Things have changed. Those internal fund trading costs are de minimis now. And the spread between active and passive fund fees was also a lot higher than it is today - that gap is rapidly closing.
But the story was still great. It is still great. Although the story has changed. The story today is more about performance.
Narratives did drive flows, and flows did drive performance, and the Cap Weight performance has been phenomenal.
But not quite as phenomenal as it could be.
Let’s revisit the meme stocks, shall we? I think it’s worth revisiting. Remember those congressional hearings? Everyone was apoplectic, everyone wanted to point the finger, and nobody knew who to point the finger at. Good times!
You can believe in the tooth fairy and the power of the Reddit investor if you want to. You can believe in a confused morality tale where greed is sin if you’re successful, and greed is a virtue if you’re not. Where the stock pumps are spontaneous, organic and grass roots. But it’s all horseshit.
Let’s stay in the real world. In the real world it takes deep pockets and deep sophistication to gamma-squeeze a stock. And, it takes deep pockets and the opposite of sophistication to provide exit liquidity for those gamma-squeezers.
So who provided exit liquidity? You guessed it. Index investors did, and they haven’t lodged a single complaint about it either. The perfect bagholder. The willing bagholder. They’ll buy your banana for 120k and they’ll buy your gamma-squeezed GME stock at whatever price it gets pumped up to, and they won’t say a single word about it.
As market structure games rather than underlying company performance continue to rule markets, it is becoming more and more important to understand these games. Over the past week GME has round-tripped from $20 to $65 and back to $20. And again, if you think this was the result of individual investor sentiment I’d love an explanation about how that reconciles with the actual trading activity in the stock:
I’m going to bring this all back to REITs with an upcoming post about valuations for data center REITs.
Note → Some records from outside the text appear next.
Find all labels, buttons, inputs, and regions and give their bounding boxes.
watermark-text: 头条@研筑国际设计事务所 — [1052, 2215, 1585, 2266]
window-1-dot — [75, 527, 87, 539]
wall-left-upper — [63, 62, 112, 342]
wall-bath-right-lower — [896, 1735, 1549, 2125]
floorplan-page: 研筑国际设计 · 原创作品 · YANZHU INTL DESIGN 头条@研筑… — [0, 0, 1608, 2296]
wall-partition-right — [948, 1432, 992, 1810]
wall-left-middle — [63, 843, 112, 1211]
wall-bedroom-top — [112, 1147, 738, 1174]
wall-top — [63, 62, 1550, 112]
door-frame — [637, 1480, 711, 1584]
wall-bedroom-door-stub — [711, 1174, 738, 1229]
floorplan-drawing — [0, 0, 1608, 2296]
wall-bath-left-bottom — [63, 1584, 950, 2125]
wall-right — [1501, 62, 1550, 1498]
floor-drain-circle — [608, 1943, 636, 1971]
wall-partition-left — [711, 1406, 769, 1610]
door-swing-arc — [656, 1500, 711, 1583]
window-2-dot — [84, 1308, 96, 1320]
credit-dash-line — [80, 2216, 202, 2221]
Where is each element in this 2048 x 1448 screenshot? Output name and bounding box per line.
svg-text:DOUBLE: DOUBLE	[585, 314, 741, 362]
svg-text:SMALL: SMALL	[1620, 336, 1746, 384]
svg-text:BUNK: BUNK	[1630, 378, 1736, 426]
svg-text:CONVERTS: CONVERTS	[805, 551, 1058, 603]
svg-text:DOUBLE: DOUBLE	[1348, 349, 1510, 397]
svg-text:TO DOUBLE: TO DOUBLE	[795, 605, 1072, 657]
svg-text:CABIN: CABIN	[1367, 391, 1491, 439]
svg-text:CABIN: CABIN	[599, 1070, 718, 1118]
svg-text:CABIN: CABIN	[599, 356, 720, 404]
I’ve wanted to get that post out for a few weeks now. Wish I had more time to write. When you are running an asset manager these things become the stuff you get to do in between the regulatory and compliance busywork. But here is the key takeaway:
Any time an asset is over-bid, market cap weighted index investors are the ones buying high to the last tick. That’s how the strategy works. So when data center REITs become overbid thanks to narrative and momentum, it is market cap weighted investors holding the bag. It is market cap weighted investors oblivious to capex costs and technology obsolescence and punishing competition and any other harbinger.
As the saying goes, if you can’t spot the sucker at the table, you’re it. And index investors can’t spot anything other than the expense ratio.